Une start-up israélienne veut « électrifier » les routes pour recharger des véhicules

e-Bus rechargé par induction sur une route à Tel Aviv

Le système d’electReon vise entre autres à s’affranchir des contraintes de recharge (temps mobilisé, angoisse de la panne) des véhicules électriques et de limiter la taille des batteries embarquées. (©electReon)

La start-up israélienne ElectReon a annoncé en septembre 2020 le déploiement d’une portion de route « électrique » à Tel Aviv : un bus électrique pourra y être rechargé par induction sans s’arrêter. Explications.

La recharge par induction, un principe séduisant

Autonomie, temps de recharge, poids des batteries embarquées : voilà quelques contraintes souvent associées à la mobilité électrique dont electReon entend s’affranchir avec ses routes « électriques sans fil ». Le système de la start-up basée à Tel Aviv consiste à implanter sous l’asphalte des routes des bobines de cuivre (recouvertes de caoutchouc) au sein desquelles circule un courant électrique. Des véhicules électriques eux-aussi équipés de bobines peuvent alors être rechargés par induction(1) sur ces voies de circulation (lorsque les bobines sont alignées, un transfert d’électricité s'opère grâce au champ électromagnétique créé).

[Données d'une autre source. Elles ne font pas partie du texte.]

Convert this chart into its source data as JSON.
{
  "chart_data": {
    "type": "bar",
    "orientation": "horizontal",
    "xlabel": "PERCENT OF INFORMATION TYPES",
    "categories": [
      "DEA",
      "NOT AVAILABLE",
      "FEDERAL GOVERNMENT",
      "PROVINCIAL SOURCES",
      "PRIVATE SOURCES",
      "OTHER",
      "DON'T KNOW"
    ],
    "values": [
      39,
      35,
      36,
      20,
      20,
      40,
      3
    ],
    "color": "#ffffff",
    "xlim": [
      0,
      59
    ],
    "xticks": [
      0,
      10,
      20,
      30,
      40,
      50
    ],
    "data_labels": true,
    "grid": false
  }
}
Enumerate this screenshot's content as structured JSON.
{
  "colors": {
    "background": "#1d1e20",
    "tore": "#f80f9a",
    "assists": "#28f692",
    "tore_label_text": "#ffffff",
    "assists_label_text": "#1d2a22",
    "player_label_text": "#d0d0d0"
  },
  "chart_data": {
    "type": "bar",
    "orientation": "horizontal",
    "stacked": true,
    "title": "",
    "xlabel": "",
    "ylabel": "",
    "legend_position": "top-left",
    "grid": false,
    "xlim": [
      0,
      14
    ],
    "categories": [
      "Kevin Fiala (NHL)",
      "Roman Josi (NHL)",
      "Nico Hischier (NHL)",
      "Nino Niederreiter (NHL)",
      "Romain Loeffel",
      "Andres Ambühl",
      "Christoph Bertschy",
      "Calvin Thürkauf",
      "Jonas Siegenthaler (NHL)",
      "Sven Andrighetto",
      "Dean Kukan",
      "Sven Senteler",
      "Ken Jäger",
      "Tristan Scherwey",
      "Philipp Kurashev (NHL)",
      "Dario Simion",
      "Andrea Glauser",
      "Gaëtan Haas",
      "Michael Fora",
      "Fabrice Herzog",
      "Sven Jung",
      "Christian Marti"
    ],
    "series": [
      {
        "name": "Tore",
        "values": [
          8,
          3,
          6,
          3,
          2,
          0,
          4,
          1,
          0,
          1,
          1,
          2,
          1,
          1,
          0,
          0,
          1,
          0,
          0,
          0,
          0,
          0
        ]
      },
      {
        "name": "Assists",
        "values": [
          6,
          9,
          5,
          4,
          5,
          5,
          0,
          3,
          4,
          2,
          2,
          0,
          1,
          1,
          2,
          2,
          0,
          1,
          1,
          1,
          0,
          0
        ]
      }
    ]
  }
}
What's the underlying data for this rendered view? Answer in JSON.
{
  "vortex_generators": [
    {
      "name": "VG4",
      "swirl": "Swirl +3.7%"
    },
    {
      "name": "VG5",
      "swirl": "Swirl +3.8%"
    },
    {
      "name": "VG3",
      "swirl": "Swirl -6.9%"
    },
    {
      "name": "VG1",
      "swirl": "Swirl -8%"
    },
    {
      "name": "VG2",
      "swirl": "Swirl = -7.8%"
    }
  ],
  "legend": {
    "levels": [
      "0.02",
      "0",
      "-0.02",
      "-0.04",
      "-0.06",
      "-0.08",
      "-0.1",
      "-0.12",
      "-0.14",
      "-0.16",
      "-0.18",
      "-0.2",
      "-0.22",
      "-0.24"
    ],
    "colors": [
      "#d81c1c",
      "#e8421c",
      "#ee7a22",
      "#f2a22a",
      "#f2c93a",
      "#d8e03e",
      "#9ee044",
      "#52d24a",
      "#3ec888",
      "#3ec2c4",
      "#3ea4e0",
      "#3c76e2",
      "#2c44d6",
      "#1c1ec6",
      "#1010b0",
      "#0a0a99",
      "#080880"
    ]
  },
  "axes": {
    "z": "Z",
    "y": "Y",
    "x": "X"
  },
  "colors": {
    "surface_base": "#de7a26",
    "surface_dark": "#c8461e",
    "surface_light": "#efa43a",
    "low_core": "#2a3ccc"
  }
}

La recharge par induction « porte en elle la promesse de combiner les atouts du thermique et de l’électrique : une autonomie très importante tout en décarbonant le transport automobile » (sous réserve de disposer d’une production électrique décarbonée en amont), indique Roman Potocki, spécialiste des questions de mobilité électrique au sein du cabinet Wavestone. Cette recharge « est en général réalisée en statique (le véhicule se gare sur une place dont le sol est équipé d’une bobine de recharge)(2), ElectReon cherche à aller plus loin et à rendre possible cette recharge en roulant », souligne-t-il. 

Sur le principe, le système de la start-up israélienne lève donc pour l’usager de nombreux freins associés à la mobilité électrique, notamment le fait de « brancher (presque) à chaque arrêt » son véhicule électrique : « une étude des conversations en ligne(3) réalisée par Ipsos pour Wavestone en 2019(4 avait montré que la problématique de la recharge était évoquée plus de 2 fois plus souvent que celle de l’autonomie », précise Roman Potocki.

En permettant une recharge en circulation, electReon estime que son système permettrait en outre de réduire « jusqu’à 90% » la taille et le poids des batteries(5) et d’augmenter la place pour les passagers à bord des véhicules électriques.

Des contraintes techniques et économiques

La recharge par induction en est encore « à ses balbutiements » pour les puissances élevées, rappelle Roman Potocki. Elle est déjà « largement répandue pour la recharge de basse puissance (smartphones, brosses à dent…), mais présente une toute autre complexité technologique lorsqu’il s’agit de forte puissance, comme c’est le cas pour les véhicules électriques : on passe de quelques watts à plusieurs dizaines de kilowatts ».

Il faut en particulier « arriver à faire passer l’énergie avec une distance supérieure (les 2 bobines ne se touchent pas), en évitant la surchauffe des composants et en limitant les pertes d’énergie ». La start-up israélienne, qui annonce un rendement de son système (part de l’électricité fournie à la batterie sur le volume injecté par le réseau) d’« environ 87% en mode dynamique et plus de 90% en mode statique », doit encore faire la preuve de sa capacité à surmonter ces limites techniques.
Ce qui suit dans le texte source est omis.